When we turn to the coarse-grained approach, which aims at identifying the positioning of political parties based on manifestos, the verdict is even more optimistic. It shows performances similar to human annotators when identifying the positioning of parties in the well-established left-right scale (RILE index) or regarding their similarities according to Wahl-o-Mat. These results carry over, to an extent, to the level of individual policy domains – results for the annotated policy-domains correspond well to human expert judgements – but the task becomes considerably more difficult for the models. There is a clear need for further research on assessing the limits of the coarse-grained approach, and specifically on improving the performance of the classifier across policy-domains.

Thus, both approaches have advantages and disadvantages. The fine-grained discourse network analysis offers greater insights into what is being articulated in the public sphere and identifies the key political actors influencing or engaging in those discussions. However, even though we have shown that the annotation load can be alleviated with NLP tools, the task still requires extensive labelling, and it is very domain focused – i.e., each domain demands a new codebook and round of annotations. Besides that, the generalizations derived from the networks are dependent on what is reported by the media, where the focused claims and actors are selected by the news outlets. The coarse-grained approach based on manifestos, on the other hand, gives direct access to parties’ policies and higher-level ideological positioning, reaching high quality with little to no annotations. That being said, the coarse-grained approach cannot provide detailed information about individual actors or claims in the political discourse, instead focusing on the relation among parties either at a policy-domain or at an ideological level.
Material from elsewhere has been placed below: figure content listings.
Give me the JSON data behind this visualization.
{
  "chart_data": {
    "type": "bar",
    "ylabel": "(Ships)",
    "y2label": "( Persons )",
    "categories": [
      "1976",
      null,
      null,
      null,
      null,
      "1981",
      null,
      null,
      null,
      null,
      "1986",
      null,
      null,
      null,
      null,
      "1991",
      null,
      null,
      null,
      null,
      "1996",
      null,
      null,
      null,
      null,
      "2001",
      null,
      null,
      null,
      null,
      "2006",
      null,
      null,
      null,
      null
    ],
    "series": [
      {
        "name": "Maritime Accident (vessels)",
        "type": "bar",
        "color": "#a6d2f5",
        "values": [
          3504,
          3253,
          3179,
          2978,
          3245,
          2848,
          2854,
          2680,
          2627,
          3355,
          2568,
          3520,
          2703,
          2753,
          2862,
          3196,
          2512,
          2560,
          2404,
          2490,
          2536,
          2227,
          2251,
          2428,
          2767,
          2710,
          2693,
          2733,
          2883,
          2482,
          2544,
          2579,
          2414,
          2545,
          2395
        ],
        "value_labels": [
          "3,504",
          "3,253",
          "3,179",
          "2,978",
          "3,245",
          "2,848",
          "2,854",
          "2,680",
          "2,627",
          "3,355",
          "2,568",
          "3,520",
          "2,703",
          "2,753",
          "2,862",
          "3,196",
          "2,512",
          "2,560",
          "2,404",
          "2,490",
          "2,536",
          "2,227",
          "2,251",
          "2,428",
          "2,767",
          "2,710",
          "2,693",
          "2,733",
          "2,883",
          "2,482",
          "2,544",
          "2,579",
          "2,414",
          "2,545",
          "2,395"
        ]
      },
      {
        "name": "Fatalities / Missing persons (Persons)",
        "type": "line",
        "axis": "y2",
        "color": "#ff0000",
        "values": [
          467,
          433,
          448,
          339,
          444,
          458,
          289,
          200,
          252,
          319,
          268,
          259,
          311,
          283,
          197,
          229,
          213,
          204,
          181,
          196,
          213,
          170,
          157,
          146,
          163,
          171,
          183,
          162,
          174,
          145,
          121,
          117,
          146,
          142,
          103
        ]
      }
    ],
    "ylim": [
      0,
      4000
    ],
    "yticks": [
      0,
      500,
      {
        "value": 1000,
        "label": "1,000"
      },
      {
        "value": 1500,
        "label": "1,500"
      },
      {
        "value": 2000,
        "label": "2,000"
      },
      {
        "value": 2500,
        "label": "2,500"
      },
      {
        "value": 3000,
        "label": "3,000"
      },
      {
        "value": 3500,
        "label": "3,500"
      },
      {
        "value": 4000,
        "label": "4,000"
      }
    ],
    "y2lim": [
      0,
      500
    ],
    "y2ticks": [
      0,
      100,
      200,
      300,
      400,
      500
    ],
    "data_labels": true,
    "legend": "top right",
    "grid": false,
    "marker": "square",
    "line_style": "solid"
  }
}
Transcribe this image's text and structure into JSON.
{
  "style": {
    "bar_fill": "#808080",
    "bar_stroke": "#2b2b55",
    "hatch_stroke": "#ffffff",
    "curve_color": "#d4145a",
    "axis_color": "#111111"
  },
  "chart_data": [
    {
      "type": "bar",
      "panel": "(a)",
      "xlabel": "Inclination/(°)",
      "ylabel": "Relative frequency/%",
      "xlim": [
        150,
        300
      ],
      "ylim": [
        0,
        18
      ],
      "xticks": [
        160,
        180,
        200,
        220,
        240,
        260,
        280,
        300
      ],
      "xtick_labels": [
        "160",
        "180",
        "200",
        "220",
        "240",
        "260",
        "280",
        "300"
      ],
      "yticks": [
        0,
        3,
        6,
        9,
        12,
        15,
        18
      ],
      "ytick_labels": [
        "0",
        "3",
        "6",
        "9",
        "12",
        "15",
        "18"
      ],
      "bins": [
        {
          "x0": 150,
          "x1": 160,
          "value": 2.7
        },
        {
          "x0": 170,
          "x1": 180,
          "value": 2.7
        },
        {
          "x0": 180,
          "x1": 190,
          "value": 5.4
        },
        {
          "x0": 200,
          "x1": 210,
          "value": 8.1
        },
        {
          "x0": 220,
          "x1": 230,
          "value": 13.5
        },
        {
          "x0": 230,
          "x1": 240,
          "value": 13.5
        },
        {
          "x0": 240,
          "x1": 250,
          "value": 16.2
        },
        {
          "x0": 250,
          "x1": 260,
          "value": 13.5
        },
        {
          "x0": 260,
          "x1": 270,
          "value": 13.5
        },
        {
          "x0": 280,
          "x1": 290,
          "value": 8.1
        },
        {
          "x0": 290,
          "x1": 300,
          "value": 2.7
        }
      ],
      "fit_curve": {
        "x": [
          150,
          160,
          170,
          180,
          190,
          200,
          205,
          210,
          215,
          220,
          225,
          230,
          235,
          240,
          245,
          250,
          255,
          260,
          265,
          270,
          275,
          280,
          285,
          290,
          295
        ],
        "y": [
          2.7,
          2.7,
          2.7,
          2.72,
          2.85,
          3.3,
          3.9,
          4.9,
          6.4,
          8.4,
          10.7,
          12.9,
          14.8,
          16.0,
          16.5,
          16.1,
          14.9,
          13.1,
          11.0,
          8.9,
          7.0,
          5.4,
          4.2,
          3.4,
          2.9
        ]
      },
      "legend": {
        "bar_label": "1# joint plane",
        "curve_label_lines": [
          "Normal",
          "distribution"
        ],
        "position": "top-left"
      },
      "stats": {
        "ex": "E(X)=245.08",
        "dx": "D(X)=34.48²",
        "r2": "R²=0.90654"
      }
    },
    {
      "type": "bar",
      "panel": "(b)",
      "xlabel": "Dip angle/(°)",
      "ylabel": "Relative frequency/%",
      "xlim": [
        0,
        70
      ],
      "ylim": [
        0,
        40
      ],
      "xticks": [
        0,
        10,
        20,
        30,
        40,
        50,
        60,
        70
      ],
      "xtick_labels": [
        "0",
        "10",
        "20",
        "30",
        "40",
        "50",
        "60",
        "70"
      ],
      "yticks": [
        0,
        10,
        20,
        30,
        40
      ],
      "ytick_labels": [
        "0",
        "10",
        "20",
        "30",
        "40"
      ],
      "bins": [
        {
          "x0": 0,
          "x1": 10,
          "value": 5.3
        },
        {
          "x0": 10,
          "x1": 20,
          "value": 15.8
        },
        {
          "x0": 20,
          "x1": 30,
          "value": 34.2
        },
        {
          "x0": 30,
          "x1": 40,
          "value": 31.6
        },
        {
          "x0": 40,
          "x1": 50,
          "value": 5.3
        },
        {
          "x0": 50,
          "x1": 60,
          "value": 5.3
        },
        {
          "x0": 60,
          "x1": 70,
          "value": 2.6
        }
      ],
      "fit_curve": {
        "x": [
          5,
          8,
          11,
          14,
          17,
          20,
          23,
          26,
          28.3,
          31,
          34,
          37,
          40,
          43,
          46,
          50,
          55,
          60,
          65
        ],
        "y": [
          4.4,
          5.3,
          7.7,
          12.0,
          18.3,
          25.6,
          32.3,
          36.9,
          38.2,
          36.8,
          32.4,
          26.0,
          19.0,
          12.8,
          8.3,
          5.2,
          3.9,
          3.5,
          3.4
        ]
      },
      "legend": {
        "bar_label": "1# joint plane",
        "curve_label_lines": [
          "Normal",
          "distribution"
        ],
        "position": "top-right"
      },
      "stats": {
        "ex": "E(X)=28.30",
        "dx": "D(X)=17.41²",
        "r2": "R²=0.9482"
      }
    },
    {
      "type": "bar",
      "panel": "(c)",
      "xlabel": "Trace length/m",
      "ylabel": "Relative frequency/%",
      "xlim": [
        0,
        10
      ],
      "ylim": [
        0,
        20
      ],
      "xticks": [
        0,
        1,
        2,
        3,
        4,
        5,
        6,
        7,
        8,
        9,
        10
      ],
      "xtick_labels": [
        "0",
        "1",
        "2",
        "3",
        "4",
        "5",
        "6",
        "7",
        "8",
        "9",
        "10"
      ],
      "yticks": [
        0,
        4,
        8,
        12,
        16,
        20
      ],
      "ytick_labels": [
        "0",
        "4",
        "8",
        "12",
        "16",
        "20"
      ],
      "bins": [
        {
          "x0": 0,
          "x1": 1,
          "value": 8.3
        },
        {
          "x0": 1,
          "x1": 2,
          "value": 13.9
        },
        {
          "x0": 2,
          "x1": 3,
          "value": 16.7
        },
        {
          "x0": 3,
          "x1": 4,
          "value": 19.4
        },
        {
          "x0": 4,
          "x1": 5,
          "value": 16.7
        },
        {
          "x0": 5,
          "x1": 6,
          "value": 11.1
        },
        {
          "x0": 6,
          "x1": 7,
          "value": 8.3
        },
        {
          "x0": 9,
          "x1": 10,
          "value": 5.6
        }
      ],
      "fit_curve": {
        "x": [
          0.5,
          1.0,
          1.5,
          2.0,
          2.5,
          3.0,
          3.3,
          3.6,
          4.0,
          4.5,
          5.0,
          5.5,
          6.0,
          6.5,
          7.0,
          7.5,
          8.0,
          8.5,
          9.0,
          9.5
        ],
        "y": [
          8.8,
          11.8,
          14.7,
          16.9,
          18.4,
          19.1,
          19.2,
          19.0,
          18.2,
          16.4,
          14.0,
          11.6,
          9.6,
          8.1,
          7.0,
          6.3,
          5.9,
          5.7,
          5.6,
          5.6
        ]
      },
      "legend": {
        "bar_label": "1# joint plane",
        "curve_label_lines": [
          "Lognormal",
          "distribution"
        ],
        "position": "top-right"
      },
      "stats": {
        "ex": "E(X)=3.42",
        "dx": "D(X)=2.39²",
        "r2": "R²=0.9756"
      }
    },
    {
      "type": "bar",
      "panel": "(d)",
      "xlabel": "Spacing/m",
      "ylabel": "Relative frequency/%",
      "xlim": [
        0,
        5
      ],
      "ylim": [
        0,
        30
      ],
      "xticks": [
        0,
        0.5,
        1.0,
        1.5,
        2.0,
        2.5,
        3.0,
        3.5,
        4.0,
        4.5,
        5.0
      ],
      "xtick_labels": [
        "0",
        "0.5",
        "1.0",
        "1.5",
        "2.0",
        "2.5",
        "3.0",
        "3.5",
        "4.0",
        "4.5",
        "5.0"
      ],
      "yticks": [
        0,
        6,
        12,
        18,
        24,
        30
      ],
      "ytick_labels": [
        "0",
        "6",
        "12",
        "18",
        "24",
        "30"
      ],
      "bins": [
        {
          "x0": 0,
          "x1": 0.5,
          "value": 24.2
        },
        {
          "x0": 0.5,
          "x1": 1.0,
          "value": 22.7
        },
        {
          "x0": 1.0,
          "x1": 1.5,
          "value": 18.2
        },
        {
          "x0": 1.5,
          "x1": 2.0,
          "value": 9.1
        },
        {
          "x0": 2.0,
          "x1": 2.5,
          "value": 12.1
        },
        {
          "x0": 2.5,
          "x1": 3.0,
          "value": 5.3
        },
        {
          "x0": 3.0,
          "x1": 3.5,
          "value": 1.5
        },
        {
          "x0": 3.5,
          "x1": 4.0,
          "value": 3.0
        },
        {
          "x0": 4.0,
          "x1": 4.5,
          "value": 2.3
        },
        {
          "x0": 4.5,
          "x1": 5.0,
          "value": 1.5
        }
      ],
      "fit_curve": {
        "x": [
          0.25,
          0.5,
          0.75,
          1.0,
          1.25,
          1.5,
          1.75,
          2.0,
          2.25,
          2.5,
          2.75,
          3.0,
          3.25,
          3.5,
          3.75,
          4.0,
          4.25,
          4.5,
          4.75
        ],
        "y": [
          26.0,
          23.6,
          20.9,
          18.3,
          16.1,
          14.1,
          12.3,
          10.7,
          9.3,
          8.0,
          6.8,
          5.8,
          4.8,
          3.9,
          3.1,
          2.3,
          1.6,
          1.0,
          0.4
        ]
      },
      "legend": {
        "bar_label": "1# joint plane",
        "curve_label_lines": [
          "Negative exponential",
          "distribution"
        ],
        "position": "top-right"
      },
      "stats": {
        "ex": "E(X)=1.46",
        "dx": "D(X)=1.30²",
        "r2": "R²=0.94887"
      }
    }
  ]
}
Ultimately, we contend that the two approaches complement each other by offering distinct perspectives onto the political process: One illuminates the precise agreements and disagreements among actors, whereas the other offers an overview of party relatedness at a level of ideology or policy domains. Both offer insights and challenges that can be traded off according to the type of data, resources and analysis requirements at hand.

Limitations. The studies we presented in this paper were carried out primarily on newspaper text and party manifestos. While these are arguably two important text types for political discourse, they are by far not the only ones. Future work is necessary to determine the extent to which our findings carry over to other text types, notably oral modes such as (parliamentary) debates or intermediate modes such as social media communication. Similarly, the bulk of our work was concerned with German language texts. On the methodological perspective, it could take advantage of the relatively good NLP resource situation for German, leaving open the question of how to deal with similar situations in lower-resource languages. Our pilot studies [31, 45] indicate that Machine Translation into a higher-resource language such as English appears a simple but effective solution for almost all languages at this point. At the data level instead, the annotations of German manifestos are recognized for their high quality due to the evaluation of inter-annotator agreement [25] – which may not be the case with manifestos from other countries. A crucial aspect to keep in mind are bias issues which could affect the models and thus result in unfair representations of the political discourse, i.g., overlooking actors from specific groups and/or their claims. While in [14] we have addressed frequency bias for claim detection (higher accuracy for claims by high frequency actors) a broader spectrum of unfairness sources is yet to be explored, in particular in the light of the use of LLMs.